A infecção é causada pelo vírus monkeypox, que pertence à mesma família do vírus da varíola. Os sintomas comuns incluem lesões na pele, aumento dos gânglios linfáticos, febre, dores de cabeça e corporais, além de calafrios e fraqueza.
Segundo informações da Secretaria Municipal de Saúde, o paciente havia viajado ao Rio de Janeiro no início de janeiro. Ele começou a apresentar sintomas, como febre e mal-estar, após retornar a Formiga no dia 12 de janeiro, além de diarreia e lesões vesiculares.
Após buscar atendimento médico especializado em infectologia, foram realizados exames que resultaram em um teste positivo para mpox, coletado em 21 de janeiro, com confirmação recebida em 24 de janeiro. O paciente foi mantido em isolamento em casa, apresentando um quadro leve, e não necessitou de tratamento antiviral, já que se recuperou espontaneamente.
As autoridades de saúde também informaram que os contatos do paciente foram monitorados, mas não foram identificados novos casos relacionados.
Até agora, a SES-MG confirmou cinco casos de mpox em 2026, todos com evolução para cura. Os outros casos foram registrados em Belo Horizonte e Contagem, com os pacientes variando entre 30 e 45 anos.
Compreendendo a Mpox
Os sintomas da mpox incluem lesões cutâneas, aumento dos gânglios linfáticos, febre, dores de cabeça e corporais, calafrios e fraqueza. A transmissão ocorre principalmente por meio de contato direto com lesões, fluidos corporais e objetos contaminados. Quando surgirem sintomas, é recomendado procurar uma Unidade Básica de Saúde e informar sobre possíveis contatos com casos suspeitos.
Para evitar a propagação da doença, é importante evitar contato com indivíduos suspeitos ou confirmados. O uso de equipamentos de proteção individual, como luvas e máscaras, é aconselhável durante cuidados com esses pacientes.
A prevenção inclui isolamento de pessoas com suspeita ou confirmação da doença e a não partilha de objetos pessoais. A higiene frequente das mãos é fundamental.
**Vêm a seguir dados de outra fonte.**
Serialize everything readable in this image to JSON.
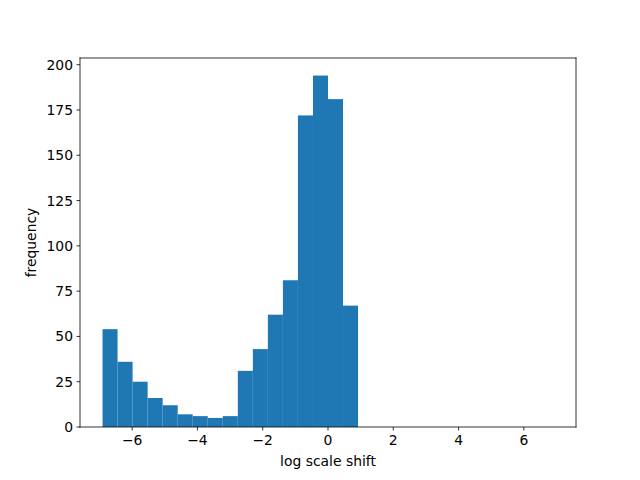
{
  "chart_data": {
    "type": "histogram",
    "x_label": "log scale shift",
    "y_label": "frequency",
    "bins": [
      -6.9078,
      -6.4472,
      -5.9867,
      -5.5262,
      -5.0657,
      -4.6052,
      -4.1447,
      -3.6841,
      -3.2236,
      -2.7631,
      -2.3026,
      -1.8421,
      -1.3816,
      -0.921,
      -0.4605,
      0,
      0.4605,
      0.921,
      1.3816,
      1.8421,
      2.3026,
      2.7631,
      3.2236,
      3.6841,
      4.1447,
      4.6052,
      5.0657,
      5.5262,
      5.9867,
      6.4472,
      6.9078
    ],
    "values": [
      54,
      36,
      25,
      16,
      12,
      7,
      6,
      5,
      6,
      31,
      43,
      62,
      81,
      172,
      194,
      181,
      67,
      0,
      0,
      0,
      0,
      0,
      0,
      0,
      0,
      0,
      0,
      0,
      0,
      0
    ],
    "color": "#1f77b4",
    "xlim": [
      -7.598,
      7.598
    ],
    "ylim": [
      0,
      203.7
    ],
    "xticks": [
      {
        "value": -6,
        "label": "−6"
      },
      {
        "value": -4,
        "label": "−4"
      },
      {
        "value": -2,
        "label": "−2"
      },
      0,
      2,
      4,
      6
    ],
    "yticks": [
      0,
      25,
      50,
      75,
      100,
      125,
      150,
      175,
      200
    ],
    "grid": false
  }
}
O tratamento para a mpox foca em suporte clínico para alívio dos sintomas e prevenção de complicações, já que a maioria dos casos tende a ser leve ou moderada. Atualmente, não há medicamentos específicos disponíveis para a doença.
A vacinação é uma estratégia importante, priorizando grupos com maior risco de complicações, como pessoas vivendo com HIV/aids com imunossupressão, além de profissionais de laboratório e indivíduos que tiveram contato próximo com casos suspeitos.
A SES-MG continua monitorando o cenário epidemiológico e enfatiza a importância de informações precisas e da adoção de práticas preventivas.